Depois de ler um artigo de Luís Ribeiro na Visão Verde, não pude deixar de escrever a minha opinião num formato mais longo e estruturado. Vou analisar todo o artigo, desmontar os argumentos e tentar fazê-lo perceber porque é que está tão desligado da realidade (e, mais especificamente, das pessoas que estiveram presentes nos protestos).

O medo

Ninguém acha que o estamos a 2 semanas do colapso da civilização, como sugere Luís Ribeiro. Ninguém (ou pelo menos será uma minoria) acredita que em 2024 vamos estar no Waterworld (o filme pós-apocalíptico em que o mundo está inundado). O que eu acredito que muita gente que esteve nos protestos pensa é, simplesmente, que há algo de profundamente errado com: 1) o sistema atual da economia mundial, 2) o comportamento das elites (financeiras e políticas) do mundo.
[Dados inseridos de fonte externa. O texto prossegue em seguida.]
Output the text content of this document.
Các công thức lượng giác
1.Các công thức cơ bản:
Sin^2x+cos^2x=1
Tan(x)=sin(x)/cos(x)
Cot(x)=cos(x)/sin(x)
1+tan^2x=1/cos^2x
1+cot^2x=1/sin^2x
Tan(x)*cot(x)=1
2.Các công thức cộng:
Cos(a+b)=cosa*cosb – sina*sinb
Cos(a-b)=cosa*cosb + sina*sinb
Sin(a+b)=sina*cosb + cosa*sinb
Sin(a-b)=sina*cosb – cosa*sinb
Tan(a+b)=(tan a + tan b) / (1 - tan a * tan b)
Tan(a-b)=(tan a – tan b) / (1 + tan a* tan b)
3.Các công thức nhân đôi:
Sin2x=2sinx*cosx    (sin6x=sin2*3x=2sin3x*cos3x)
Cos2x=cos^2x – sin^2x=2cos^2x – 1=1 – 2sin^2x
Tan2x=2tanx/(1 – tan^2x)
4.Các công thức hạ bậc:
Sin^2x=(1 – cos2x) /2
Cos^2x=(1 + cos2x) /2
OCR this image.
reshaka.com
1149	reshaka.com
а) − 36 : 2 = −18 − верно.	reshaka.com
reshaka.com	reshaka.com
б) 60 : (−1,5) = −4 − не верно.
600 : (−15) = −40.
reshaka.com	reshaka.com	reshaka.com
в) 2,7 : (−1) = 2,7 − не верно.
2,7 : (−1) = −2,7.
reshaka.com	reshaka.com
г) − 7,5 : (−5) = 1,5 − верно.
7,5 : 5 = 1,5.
E é muito fácil de observar: as emissões teimam em não descer.

Gráfico das emissões de CO2, mundial e anualmente, comparativamente a 2005. O gráfico mostra que a subida foi constante, exceto em 2009 e 2020, e estava, em 2021, ao nível de 25% superior a 2005. Quando esta página carrega, esta imagem está desfocada para poupar dados e energia. Podes carregar na imagem para mostrar a imagem completa.

Fonte: https://ourworldindata.org/co2-emissions. Reparem que dei “de barato” e só fui buscar emissões desde 2005 (por causa do Acordo de Paris), mas é bem pior para trás…

Porque será? Há uma magia qualquer que foi conjurada na planeta Terra que emite CO2? É improvável.

Luís escreve que “os jovens estão assustados. Acreditam que o colapso da civilização está ao virar da esquina. Não foram os cientistas que os convenceram disso”. Não sei que cientistas Luís ouve e lê, mas variados cientistas avisam todos os dias que é urgente (há já vários anos). Por isso, sim: são os cientistas que nos metem medo, e bem. Porque se toda a gente for enfiar a cabeça na areia, não saímos de onde estamos.

Gosto muito desta imagem:

Gráfico que mostra o aumento da concentração de CO2 na atmosfera, desde 1960 até 2021, variando de azul para vermelho escuro. Ao longo do gráfico, há vários pontos que mostram os anos em que houve conferências climáticas e para parar as emissões: 1972 Club of Rome Limits to Growth, 1979 First World Climate Conference, 1990 First IPCC Assessment Report, 1995 First UN Climate Change Conference, 2005 Kyoto Protocol entered into force, 2009 Copenhagen Accord, 2015 Paris Agreement adopted, 2021 Glasgow Climate Pact. Em 2021, a concentração era de quase 420 ppm, comparada com as cerca de 300 ppm em 1960. Quando esta página carrega, esta imagem está desfocada para poupar dados e energia. Podes carregar na imagem para mostrar a imagem completa.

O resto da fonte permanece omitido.